Inflation, Tariffs & Real Estate
Back in 2020, I was mid-development on a multifamily project when lumber prices spiked 4x seemingly overnight. That single cost line item turned what was supposed to be a predictable, well-underwritten deal into a scramble. We made the decision to bite the bullet and purchase materials at inflated prices—and it ended up being the right move.
That experience taught me something: if you’re in real estate, you need to be prepared for cost shocks. But it also helped me see clearly what kind of shocks are survivable—and which ones are truly dangerous.
And I’ll tell you right now, inflation and tariffs aren’t the enemy people think they are—especially if you’re investing wisely.
Inflation Isn’t Just a Threat—It’s a Feature (When You Use It Right)
A lot of newer investors worry about inflation. And sure, if you’re holding cash or relying on fixed income, inflation is brutal.
But when you own real estate with fixed-rate debt, inflation becomes a tailwind:
-
Rents tend to rise
-
Asset values increase
-
Your debt becomes cheaper to repay in real dollars
I’ve seen this firsthand. Even when materials or insurance spike, the long-term value of the property typically rises faster—if you’ve bought at the right basis.
Tariffs Are a Nuisance—Not a Deal Killer
Yes, tariffs drive up costs on imported goods—especially things like steel, appliances, or lumber. But here’s the key insight:
If you’re investing in stabilized or light value-add properties, your exposure to material costs is minimal.

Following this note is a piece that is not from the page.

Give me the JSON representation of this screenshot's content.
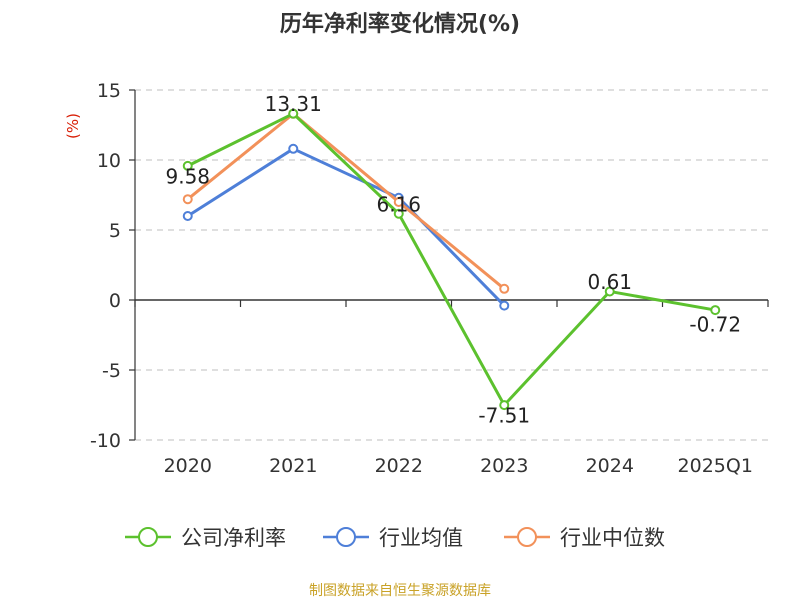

We’ve got properties in our portfolio where we did very little renovation, and the tariff impact is negligible. On the flip side, in one of our development deals, material costs jumped ~30%—which was a real hit. But even that was dwarfed by the interest rate increases that came later.
The Bigger Risk Is Operational Costs You Don’t Plan For
The two line items that have surprised us the most recently?
Property taxes and insurance.
-
One property saw taxes go from $150K to $450K
-
Another had insurance triple in under 24 months
Tariffs didn’t do that. And neither did inflation alone. What drove those costs up was a mix of legal environments (like in Florida), misaligned assessments, and under-the-radar market shifts.
This is why active management and tax appeal strategies matter.
Key Takeaways for Passive Investors
If you’re investing in syndications or funds, ask these questions:
-
Is the operator underwriting future inflation in renovation budgets?
-
Are taxes and insurance assumptions realistic?
-
What’s the plan if interest rates don’t fall anytime soon?
Also—be cautious of sponsors who overreact to every market headline. You want steady hands at the wheel.
Final Thought
Inflation and tariffs aren’t something to panic over. I’ve seen worse, and I’ve learned that real estate—when bought well—tends to float in rising waters. That’s a big reason I stay focused on real assets, and why I continue to educate others about building wealth through passive investing.